Processing Update – July 2023
The SCUA archivists have been hard at work and four more collections were made available for research in June.
The finding aids for these, and all, SCUA collections can be accessed through our archival collections database, Archives West and the UO Libraries catalog.
Collections now available for research:
Judith Pauline Autio papers, Coll 722
Judith Pauline (JP) Autio was born in Michigan in 1938. She graduated from the School of Medical Technology in Seattle, Washington in 1961 and received a Master of Science degree in Zoology from Arizona State University. She worked in nuclear medicine before coming to Oregon in 1975. In partnership with Jemma Crae, Autio founded Steppingwoods, a 140-acre women’s land community in Southern Oregon in the 1970s. She built the original cabins on the land herself, as well as numerous outbuildings and bridges. She began showing signs of dementia in her late 40s, was diagnosed with early-onset Alzheimer’s at age 52, and died in 2001 at age 62.
Dean Southern Jennings papers, Ax 734
Dean Jennings (1905-1969) was born in Rochester, New York, on June 30, 1905. He was the son of Reverend Webster Wardell Jennings and Mary Jennings. He attended school in Munich, Germany from 1911-1915, West High School in Rochester, New York, from 1920-1923, and Lowell High School in San Francisco from 1923-1924.
Jennings began his journalistic career as a reporter for the San Francisco Journal in 1923, going on to work as a sports writer for the San Francisco Examiner and the San Francisco Herald in 1924. From 1925 to 1927, he lived in France, where he worked as a reporter and rewriter for the Paris Herald until 1927. In 1928 Jennings returned to San Francisco and became the chief rewriter for the Call-Bulletin.
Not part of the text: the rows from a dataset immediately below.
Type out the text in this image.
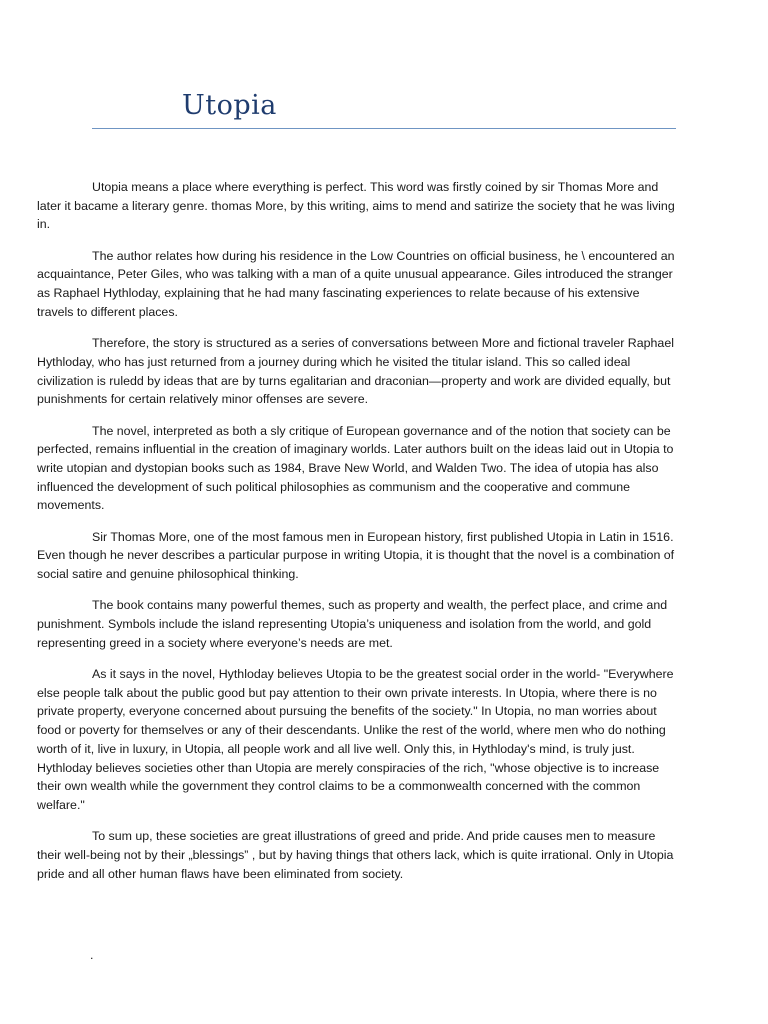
Utopia

Utopia means a place where everything is perfect. This word was firstly coined by sir Thomas More and later it bacame a literary genre. thomas More, by this writing, aims to mend and satirize the society that he was living in.

The author relates how during his residence in the Low Countries on official business, he \ encountered an acquaintance, Peter Giles, who was talking with a man of a quite unusual appearance. Giles introduced the stranger as Raphael Hythloday, explaining that he had many fascinating experiences to relate because of his extensive travels to different places.

Therefore, the story is structured as a series of conversations between More and fictional traveler Raphael Hythloday, who has just returned from a journey during which he visited the titular island. This so called ideal civilization is ruledd by ideas that are by turns egalitarian and draconian—property and work are divided equally, but punishments for certain relatively minor offenses are severe.

The novel, interpreted as both a sly critique of European governance and of the notion that society can be perfected, remains influential in the creation of imaginary worlds. Later authors built on the ideas laid out in Utopia to write utopian and dystopian books such as 1984, Brave New World, and Walden Two. The idea of utopia has also influenced the development of such political philosophies as communism and the cooperative and commune movements.

Sir Thomas More, one of the most famous men in European history, first published Utopia in Latin in 1516. Even though he never describes a particular purpose in writing Utopia, it is thought that the novel is a combination of social satire and genuine philosophical thinking.

The book contains many powerful themes, such as property and wealth, the perfect place, and crime and punishment. Symbols include the island representing Utopia’s uniqueness and isolation from the world, and gold representing greed in a society where everyone’s needs are met.

As it says in the novel, Hythloday believes Utopia to be the greatest social order in the world- "Everywhere else people talk about the public good but pay attention to their own private interests. In Utopia, where there is no private property, everyone concerned about pursuing the benefits of the society." In Utopia, no man worries about food or poverty for themselves or any of their descendants. Unlike the rest of the world, where men who do nothing worth of it, live in luxury, in Utopia, all people work and all live well. Only this, in Hythloday's mind, is truly just. Hythloday believes societies other than Utopia are merely conspiracies of the rich, "whose objective is to increase their own wealth while the government they control claims to be a commonwealth concerned with the common welfare."

To sum up, these societies are great illustrations of greed and pride. And pride causes men to measure their well-being not by their „blessings” , but by having things that others lack, which is quite irrational. Only in Utopia pride and all other human flaws have been eliminated from society.

.
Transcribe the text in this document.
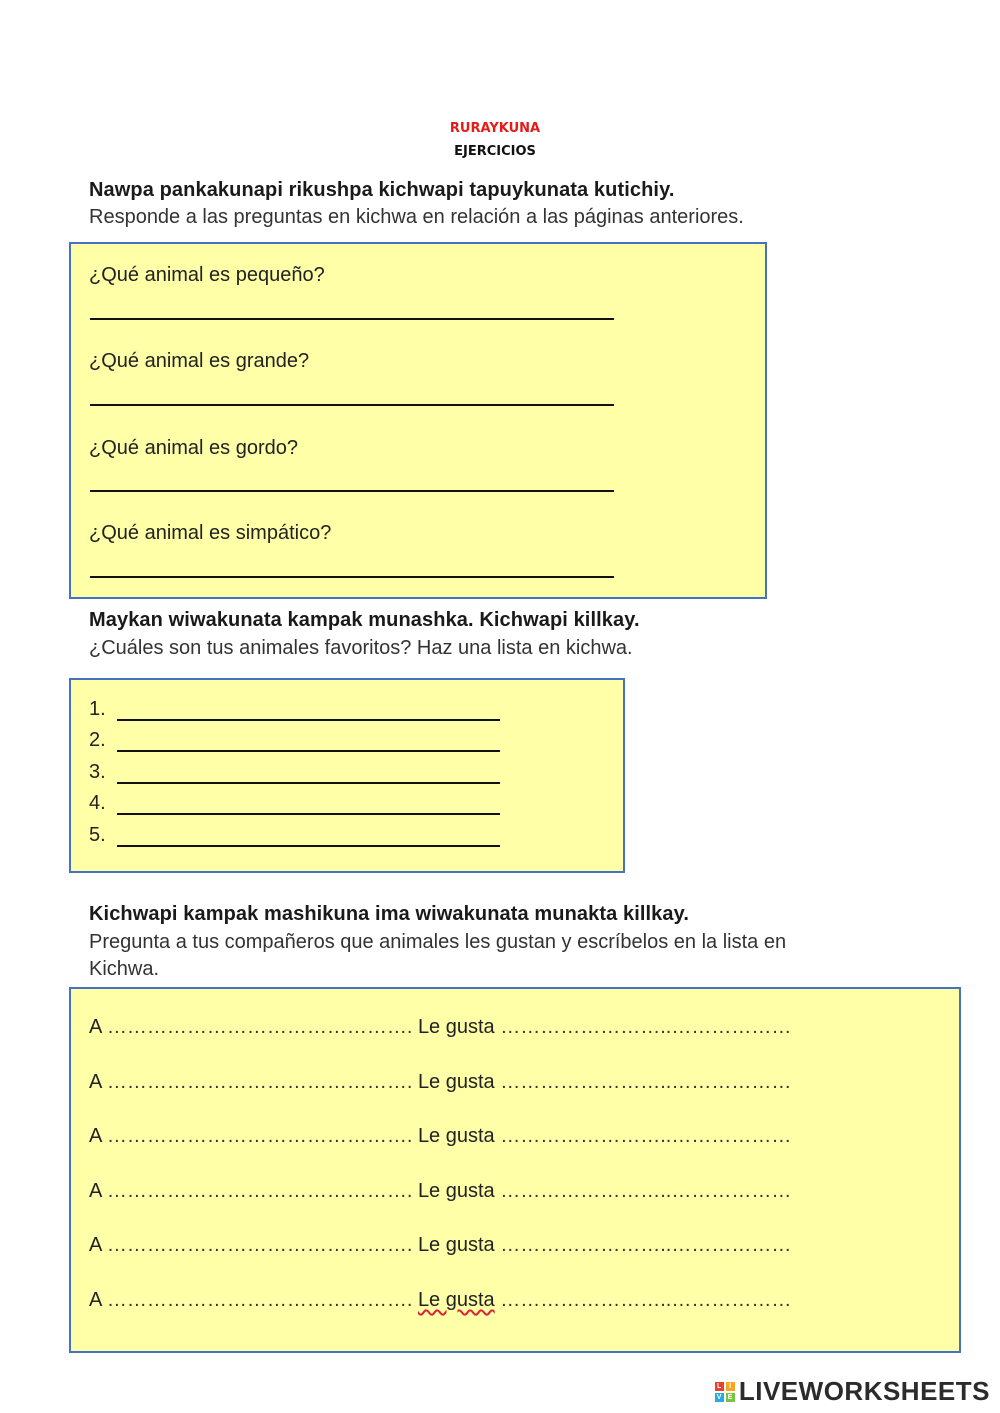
RURAYKUNA
EJERCICIOS
Nawpa pankakunapi rikushpa kichwapi tapuykunata kutichiy.
Responde a las preguntas en kichwa en relación a las páginas anteriores.
¿Qué animal es pequeño?
¿Qué animal es grande?
¿Qué animal es gordo?
¿Qué animal es simpático?
Maykan wiwakunata kampak munashka. Kichwapi killkay.
¿Cuáles son tus animales favoritos? Haz una lista en kichwa.
1.
2.
3.
4.
5.
Kichwapi kampak mashikuna ima wiwakunata munakta killkay.
Pregunta a tus compañeros que animales les gustan y escríbelos en la lista en
Kichwa.
A ………………………………………. Le gusta ……………………..………………
A ………………………………………. Le gusta ……………………..………………
A ………………………………………. Le gusta ……………………..………………
A ………………………………………. Le gusta ……………………..………………
A ………………………………………. Le gusta ……………………..………………
A ………………………………………. Le gusta ……………………..………………
L	I
V E LIVEWORKSHEETS
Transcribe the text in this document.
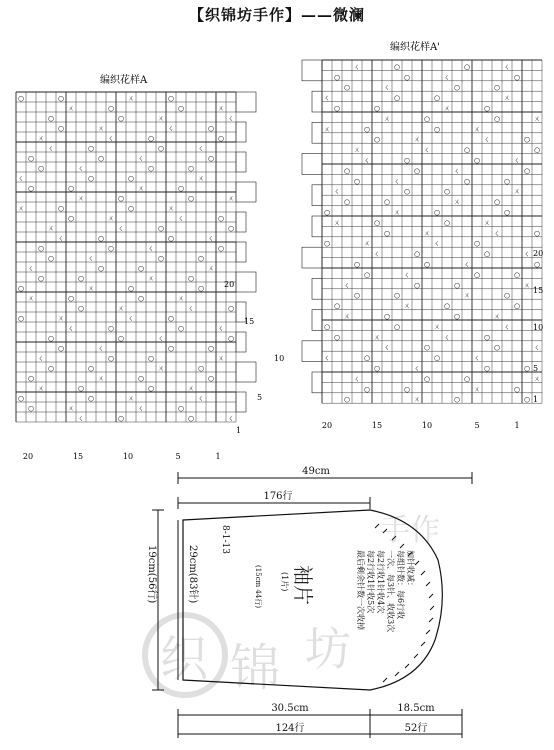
【织锦坊手作】——微澜
编织花样A
○	○	ㄨ	○
ㄨ	○	○	ㄨ
○	○	ㄨ	ㄑ
○	ㄨ	ㄑ	○
ㄨ	ㄑ	○	○
ㄑ	○	○	ㄑ
○	○	ㄑ	○
○	ㄑ	○	○
ㄑ	○	○	ㄨ
○	○	ㄨ	○
ㄨ	○	○	ㄨ
ㄨ	○	○	ㄨ
○	ㄨ	ㄑ	○
ㄨ	ㄑ	○	○
ㄑ	○	○	ㄑ
○	○	ㄑ	○
○	ㄑ	○	○
ㄑ	○	○	ㄨ
○	○	ㄨ	○
○	ㄨ	○	○
ㄨ	○	○	ㄨ
○	ㄨ	ㄑ	○
○	ㄨ	ㄑ	○
ㄑ	○	○	ㄑ
○	○	ㄑ	○
○	ㄑ	○	○
ㄑ	○	○	ㄨ
○	○	ㄨ	○
○	ㄨ	○	○
ㄨ	○	○	ㄨ
○	○	ㄨ	ㄑ
○	ㄨ	ㄑ	○
ㄑ	○	○	ㄑ
20	15	10	5	1
20
15
10
5
1
编织花样A'
ㄑ	○	○	ㄑ
○	○	ㄑ	○
○	ㄑ	○	○
ㄑ	○	○	ㄨ
○	○	ㄨ	○
ㄨ	○	○	ㄨ
ㄨ	○	○	ㄨ
○	ㄨ	ㄑ	○
ㄨ	ㄑ	○	○
ㄑ	○	○	ㄑ
○	○	ㄑ	○
○	ㄑ	○	○
ㄑ	○	○	ㄨ
○	○	ㄨ	○
○	ㄨ	○	○
ㄨ	○	○	ㄨ
○	ㄨ	ㄑ	○
○	ㄨ	ㄑ	○
ㄑ	○	○	ㄑ
○	○	ㄑ	○
○	ㄑ	○	○
ㄑ	○	○	ㄨ
○	○	ㄨ	○
○	ㄨ	○	○
ㄨ	○	○	ㄨ
○	○	ㄨ	ㄑ
○	ㄨ	ㄑ	○
ㄑ	○	○	ㄑ
ㄑ	○	○	ㄑ
○	ㄑ	○	○
ㄑ	○	○	ㄨ
○	○	ㄨ	○
○	ㄨ	○	○
20	15	10	5	1
20
15
10
5
1
织 锦 坊
手作
49cm
176行
30.5cm
124行
18.5cm
52行
19cm(56行)	29cm(83针)
8-1-13
(15cm 44行) 袖片
(1片)	加针收减：
每组针数：每6行收
一次、每3针、收收3次
每2行收1针收4次
每2行收1针收5次
最后剩余针数一次收掉
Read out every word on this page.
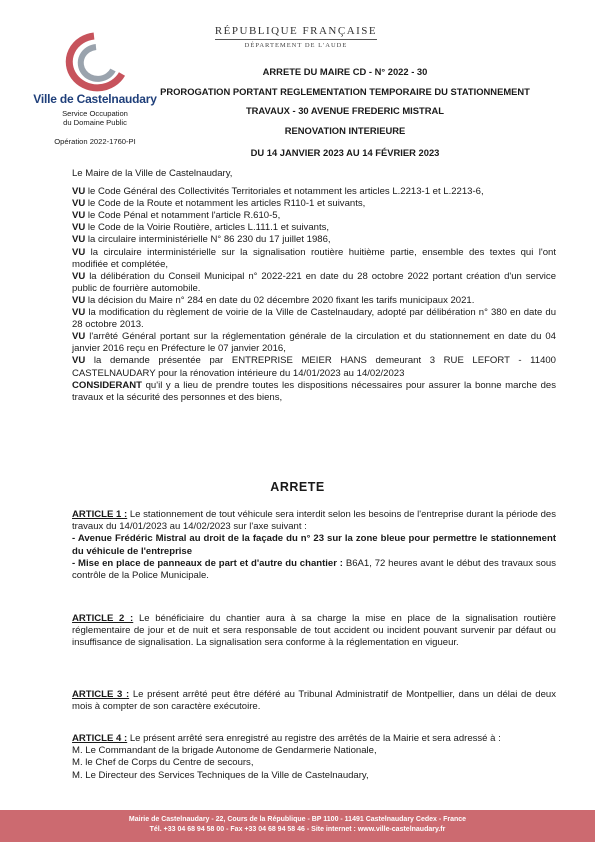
Ville de Castelnaudary
Service Occupation
du Domaine Public
Opération 2022-1760-PI
RÉPUBLIQUE FRANÇAISE
DÉPARTEMENT DE L'AUDE
ARRETE DU MAIRE CD - N° 2022 - 30
PROROGATION PORTANT REGLEMENTATION TEMPORAIRE DU STATIONNEMENT
TRAVAUX - 30 AVENUE FREDERIC MISTRAL
RENOVATION INTERIEURE
DU 14 JANVIER 2023 AU 14 FÉVRIER 2023

Le Maire de la Ville de Castelnaudary,

VU le Code Général des Collectivités Territoriales et notamment les articles L.2213-1 et L.2213-6,

VU le Code de la Route et notamment les articles R110-1 et suivants,

VU le Code Pénal et notamment l'article R.610-5,

VU le Code de la Voirie Routière, articles L.111.1 et suivants,

VU la circulaire interministérielle N° 86 230 du 17 juillet 1986,

VU la circulaire interministérielle sur la signalisation routière huitième partie, ensemble des textes qui l'ont modifiée et complétée,

VU la délibération du Conseil Municipal n° 2022-221 en date du 28 octobre 2022 portant création d'un service public de fourrière automobile.

VU la décision du Maire n° 284 en date du 02 décembre 2020 fixant les tarifs municipaux 2021.

VU la modification du règlement de voirie de la Ville de Castelnaudary, adopté par délibération n° 380 en date du 28 octobre 2013.

VU l'arrêté Général portant sur la réglementation générale de la circulation et du stationnement en date du 04 janvier 2016 reçu en Préfecture le 07 janvier 2016,

VU la demande présentée par ENTREPRISE MEIER HANS demeurant 3 RUE LEFORT - 11400 CASTELNAUDARY pour la rénovation intérieure du 14/01/2023 au 14/02/2023

CONSIDERANT qu'il y a lieu de prendre toutes les dispositions nécessaires pour assurer la bonne marche des travaux et la sécurité des personnes et des biens,

ARRETE

ARTICLE 1 : Le stationnement de tout véhicule sera interdit selon les besoins de l'entreprise durant la période des travaux du 14/01/2023 au 14/02/2023 sur l'axe suivant :

- Avenue Frédéric Mistral au droit de la façade du n° 23 sur la zone bleue pour permettre le stationnement du véhicule de l'entreprise

- Mise en place de panneaux de part et d'autre du chantier : B6A1, 72 heures avant le début des travaux sous contrôle de la Police Municipale.

ARTICLE 2 : Le bénéficiaire du chantier aura à sa charge la mise en place de la signalisation routière réglementaire de jour et de nuit et sera responsable de tout accident ou incident pouvant survenir par défaut ou insuffisance de signalisation. La signalisation sera conforme à la réglementation en vigueur.

ARTICLE 3 : Le présent arrêté peut être déféré au Tribunal Administratif de Montpellier, dans un délai de deux mois à compter de son caractère exécutoire.

ARTICLE 4 : Le présent arrêté sera enregistré au registre des arrêtés de la Mairie et sera adressé à :

M. Le Commandant de la brigade Autonome de Gendarmerie Nationale,

M. le Chef de Corps du Centre de secours,

M. Le Directeur des Services Techniques de la Ville de Castelnaudary,

Mairie de Castelnaudary - 22, Cours de la République - BP 1100 - 11491 Castelnaudary Cedex - France
Tél. +33 04 68 94 58 00 - Fax +33 04 68 94 58 46 - Site internet : www.ville-castelnaudary.fr
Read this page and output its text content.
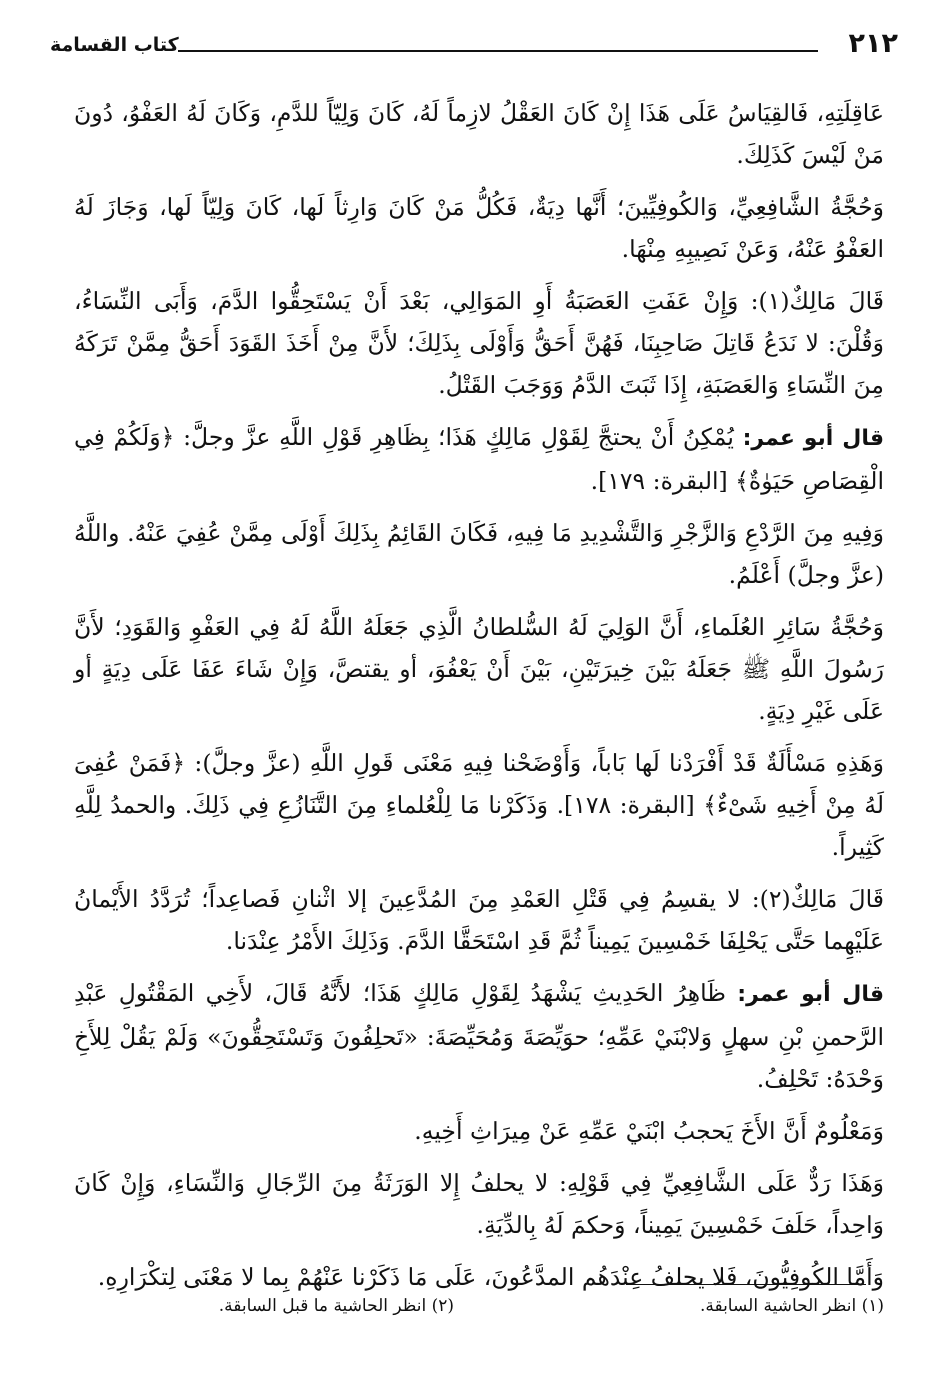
٢١٢
كتاب القسامة

عَاقِلَتِهِ، فَالقِيَاسُ عَلَى هَذَا إِنْ كَانَ العَقْلُ لازِماً لَهُ، كَانَ وَلِيّاً للدَّمِ، وَكَانَ لَهُ العَفْوُ، دُونَ مَنْ لَيْسَ كَذَلِكَ.

وَحُجَّةُ الشَّافِعِيِّ، وَالكُوفِيِّينَ؛ أَنَّها دِيَةٌ، فَكُلُّ مَنْ كَانَ وَارِثاً لَها، كَانَ وَلِيّاً لَها، وَجَازَ لَهُ العَفْوُ عَنْهُ، وَعَنْ نَصِيبِهِ مِنْهَا.

قَالَ مَالِكٌ(١): وَإِنْ عَفَتِ العَصَبَةُ أَوِ المَوَالِي، بَعْدَ أَنْ يَسْتَحِقُّوا الدَّمَ، وَأَبَى النِّسَاءُ، وَقُلْنَ: لا نَدَعُ قَاتِلَ صَاحِبِنَا، فَهُنَّ أَحَقُّ وَأَوْلَى بِذَلِكَ؛ لأَنَّ مِنْ أَخَذَ القَوَدَ أَحَقُّ مِمَّنْ تَرَكَهُ مِنَ النِّسَاءِ وَالعَصَبَةِ، إِذَا ثَبَتَ الدَّمُ وَوَجَبَ القَتْلُ.

قال أبو عمر: يُمْكِنُ أَنْ يحتجَّ لِقَوْلِ مَالِكٍ هَذَا؛ بِظَاهِرِ قَوْلِ اللَّهِ عزَّ وجلَّ: ﴿وَلَكُمْ فِي الْقِصَاصِ حَيَوٰةٌ﴾ [البقرة: ١٧٩].

وَفِيهِ مِنَ الرَّدْعِ وَالزَّجْرِ وَالتَّشْدِيدِ مَا فِيهِ، فَكَانَ القَائِمُ بِذَلِكَ أَوْلَى مِمَّنْ عُفِيَ عَنْهُ. واللَّهُ (عزَّ وجلَّ) أَعْلَمُ.

وَحُجَّةُ سَائِرِ العُلَماءِ، أَنَّ الوَلِيَ لَهُ السُّلطانُ الَّذِي جَعَلَهُ اللَّهُ لَهُ فِي العَفْوِ وَالقَوَدِ؛ لأَنَّ رَسُولَ اللَّهِ ﷺ جَعَلَهُ بَيْنَ خِيرَتَيْنِ، بَيْنَ أَنْ يَعْفُوَ، أو يقتصَّ، وَإِنْ شَاءَ عَفَا عَلَى دِيَةٍ أو عَلَى غَيْرِ دِيَةٍ.

وَهَذِهِ مَسْأَلَةٌ قَدْ أَفْرَدْنا لَها بَاباً، وَأَوْضَحْنا فِيهِ مَعْنَى قَولِ اللَّهِ (عزَّ وجلَّ): ﴿فَمَنْ عُفِىَ لَهُ مِنْ أَخِيهِ شَىْءٌ﴾ [البقرة: ١٧٨]. وَذَكَرْنا مَا لِلْعُلماءِ مِنَ التَّنَازُعِ فِي ذَلِكَ. والحمدُ لِلَّهِ كَثِيراً.

قَالَ مَالِكٌ(٢): لا يقسِمُ فِي قَتْلِ العَمْدِ مِنَ المُدَّعِينَ إلا اثْنانِ فَصاعِداً؛ تُرَدَّدُ الأَيْمانُ عَلَيْهِما حَتَّى يَحْلِفَا خَمْسِينَ يَمِيناً ثُمَّ قَدِ اسْتَحَقَّا الدَّمَ. وَذَلِكَ الأَمْرُ عِنْدَنا.

قال أبو عمر: ظَاهِرُ الحَدِيثِ يَشْهَدُ لِقَوْلِ مَالِكٍ هَذَا؛ لأَنَّهُ قَالَ، لأَخِي المَقْتُولِ عَبْدِ الرَّحمنِ بْنِ سهلٍ وَلابْنَيْ عَمِّهِ؛ حوَيِّصَةَ وَمُحَيِّصَةَ: «تَحلِفُونَ وَتَسْتَحِقُّونَ» وَلَمْ يَقُلْ لِلأَخِ وَحْدَهُ: تَحْلِفُ.

وَمَعْلُومٌ أَنَّ الأَخَ يَحجبُ ابْنَيْ عَمِّهِ عَنْ مِيرَاثِ أَخِيهِ.

وَهَذَا رَدٌّ عَلَى الشَّافِعِيِّ فِي قَوْلِهِ: لا يحلفُ إِلا الوَرَثَةُ مِنَ الرِّجَالِ وَالنِّسَاءِ، وَإِنْ كَانَ وَاحِداً، حَلَفَ خَمْسِينَ يَمِيناً، وَحكمَ لَهُ بِالدِّيَةِ.

وَأَمَّا الكُوفِيُّونَ، فَلا يحلفُ عِنْدَهُم المدَّعُونَ، عَلَى مَا ذَكَرْنا عَنْهُمْ بِما لا مَعْنَى لِتكْرَارِهِ.

(١) انظر الحاشية السابقة.
(٢) انظر الحاشية ما قبل السابقة.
He remained in this position until 1934.
From 1934-1935, Jennings was the executive secretary of the Northern California Newspaper Guild. He was regional director of the United States Resettlement Administration in Denver and Indianapolis from 1935-1936. From 1936 to 1937 he was the regional director of the distribution and promotion for U.S. Government Films in Chicago and Hollywood. In 1937 he was the regional information representative of the U.S. Social Security Board in San Francisco and the director of the press for the Golden Gate International Exposition. He was the Pacific Coast representative for the U.S. Film Service in 1939, the regional information director for the U.S. Office of Emergency Management in San Francisco in 1941, and regional director of the U.S. Office of War Information in San Francisco from 1942-1943.
During the 1940s Jennings was breaking into the free lance magazine market. His first sales were to detective magazines. Jennings then returned to newspaper work in the early 1950s and wrote a gossip, man-about-town column for the San Francisco Chronicle, called “It’s News to Me,” from 1951-1953. From 1947-1948, Jennings spent a year in Switzerland writing articles. Jennings wrote under several pseudonyms in the beginning of his career, including Robert Southern, Ward Winslow, Dorothy Cole, Carlton Russell, John Wesley Noble and Foster Rawls.
Jennings married Elsie Virginia Jennings in 1930 and divorced in 1938. He was then married to Doris Lucile Drury from 1940-1952, and to Mary Elizabeth Foster from 1953 until his death. He had six children.
Virginia Elwood-Akers papers, Coll 873
Virginia Elwood-Akers (1938- ) is a Los Angeles native, who received her Bachelor of Arts from University of California, Los Angeles (UCLA), a Master of Library Science from the University of Oregon in 1972, and a Master of Mass Communication from California State University, Northridge (CSUN) in 1981. Elwood-Akers is the author of Women War Correspondents in the Vietnam War, 1961-1975, the final product of research performed for her Mass Communication degree.
Patrick J. Gallagher papers, Ax 301
Patrick Joseph Gallagher was born in 1884 and came to Oregon in 1913. He settled in Bend with the intention of practicing law but moved shortly thereafter to Ontario. He served in the Oregon state legislature as a representative from Eastern Oregon in 1919 and 1921, returning afterward to continue his law career. Both his son, Martin Gallagher, and daughter were also lawyers. His daughter, Cecelia Galey, served on several state commissions, including the Commission on Industrial Accidents and the Commission on Unemployment Compensation, the first woman to hold such positions. She also served as circuit court judge and Sweet Home city attorney. Gallagher, who remained involved in his law practice and Oregon politics until his death, died from heart trouble in 1957 at age 72.